Dorme, Não porque, sugere a expressão japonesa que deu
nome a filme, "o homem mau dorme bem". Não é
o caso de Lula. O que se passa é que o Lula presidente se elevou,
por ação própria, a um nível acima dos seres
suscetíveis de preocupações, incertezas e outros
pesares simplesmente humanos. No atual ciclo de presidentes civis, os
únicos a dar sinais de aflição com o peso de suas
responsabilidades foram José Sarney e Itamar Franco. Lula incorporou-se
aos ungidos Fernandos. É um predestinado, um escolhido, como
nos comunicou uma frase com a delicadeza de não ter explicitude
chocante: "Deus não me trouxe de tão longe para nada".
Quem, senão um ser especial, seria capaz de dizer apenas, diante
do sofrimento estúpido exigido a tantos idosos em estado lastimável,
que Ricardo Berzoini "fez um gol contra"? Este breve comentário
passou batido por aí afora, criticado tão só como
reprimenda insuficiente a Berzoini. Gol contra, até Berzoini
sabe, é gol contra o próprio time. No caso, portanto,
contra o governo, contra a imagem do governo. O que, de fato, não
precisava de mais do que o comentário ligeiro e bem humorado
de Lula.
Desde os anos boçais da ditadura, porém, o poder não
comete um ato de tamanha desumanidade, como foi a suspensão do
pagamento de aposentadorias e pensões para que mesmo os inválidos,
os doentes e os esgotados pelos anos se pusessem em filas ao relento,
para provar com suas precariedades que sobrevivem apesar do INSS.

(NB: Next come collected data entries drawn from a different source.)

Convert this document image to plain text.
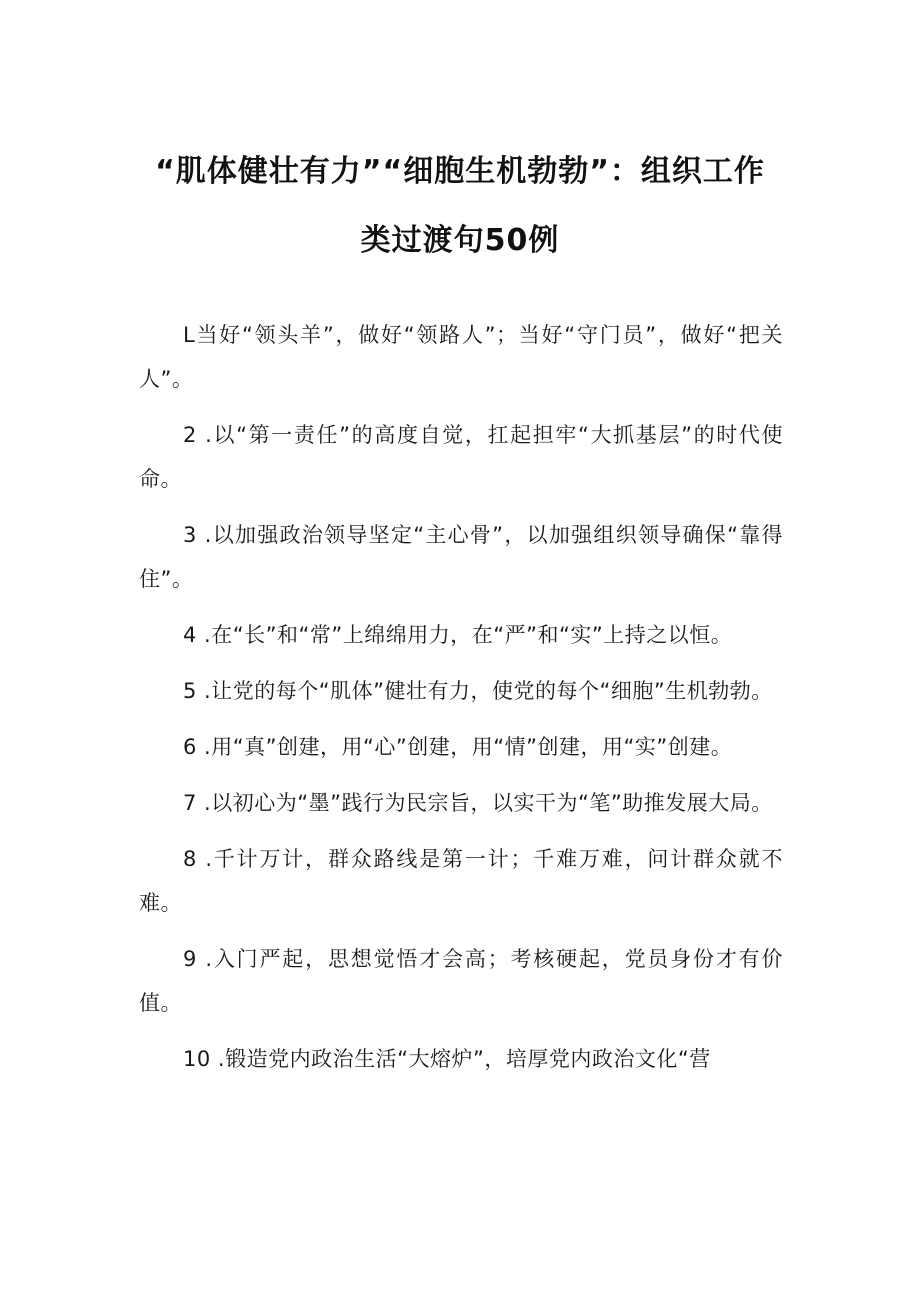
“肌体健壮有力”“细胞生机勃勃”：组织工作
类过渡句50例

L当好“领头羊”，做好“领路人”；当好“守门员”，做好“把关人”。

2 .以“第一责任”的高度自觉，扛起担牢“大抓基层”的时代使命。

3 .以加强政治领导坚定“主心骨”，以加强组织领导确保“靠得住”。

4 .在“长”和“常”上绵绵用力，在“严”和“实”上持之以恒。

5 .让党的每个“肌体”健壮有力，使党的每个“细胞”生机勃勃。

6 .用“真”创建，用“心”创建，用“情”创建，用“实”创建。

7 .以初心为“墨”践行为民宗旨，以实干为“笔”助推发展大局。

8 .千计万计，群众路线是第一计；千难万难，问计群众就不难。

9 .入门严起，思想觉悟才会高；考核硬起，党员身份才有价值。

10 .锻造党内政治生活“大熔炉”，培厚党内政治文化“营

Se a legislação de direitos humanos e o Estatuto do Idoso
não fossem bastantes contra a decisão governamental, até
o seria, lembrando o bravo Sobral Pinto, a Lei de Proteção
aos Animais. Mas nada se opôs à perversão do poder.
Não exigiria muito trabalho encontrar, na legislação
criminal, artigos com que brindar a autoria da perversidade deliberada
e reafirmada. Mas nada aconteceu. Assim como nada aconteceu à
subsequente decisão de Berzoini, de ignorar deliberação
judicial a propósito da reposição de partes usurpadas
a pensões e aposentadorias.
Seria boa notícia, se tivesse mais do que palavras, a divulgada
por Cristovam Buarque, ministro da Educação, segundo a
qual Lula "ficou preocupado, triste e descontente ao saber que
o trabalho infantil aumentou", a partir da sua posse, em 50% nas
seis principais regiões metropolitanas. Ainda bem que um outro
ministro dispensou, mesmo que recorrendo a meias verdades, um diagnóstico
atribuível a oposição: "O aumento do trabalho
infantil deveu-se ao ajuste que tivemos de fazer e que provocou aumento
do desemprego temporário, mas isso já passou, e a que
o Programa de Erradicação do Trabalho Infantil teve de
ser controlado para poder expandir nos próximos três anos".
Ministro dos Direitos Humanos, Nilmário Miranda abusou do suposto
direito político de abrandar as denúncias da realidade.
O desemprego não se mostrou temporário, nem passou; o
programa de redução do trabalho infantil não foi
"controlado", foi paralisado, e não para expandir nos
próximos três anos, mas porque Antonio Palocci Filho decidiu
que seus recursos seriam cortados, para engordar o superávit
acordado com o FMI. Apesar dos malabarismos, Nilmário Miranda
deixou claro que o aumento do trabalho infantil é a consequência
lógica, e sem surpresa, da política econômica de
um presidente que precisou trabalhar ainda na infância. Talvez
ainda não fosse um predestinado.
Se Lula ficou "preocupado, triste e descontente", deve ter
sido uma reação passageira -além de equivocada,
se consideradas as decisões pessoais que levam ao maior trabalho
infantil. Recebida a notícia durante o dia, já à
noite a platéia presidencial divertia-se com o filme dos Cassetas,
em mais uma das sessões semanais em que o espetáculo pretendido
pela Presidência está menos na tela do que fora dela, para
daí passar à tv e às primeiras páginas.
Lula, por certo, dorme bem, ou o governo seria outro. Mas o sono dos
justos é o dos que têm dormido mal, angustiados pelo "ajuste"
que a tudo desajusta mais, exceto os bancos e congêneres.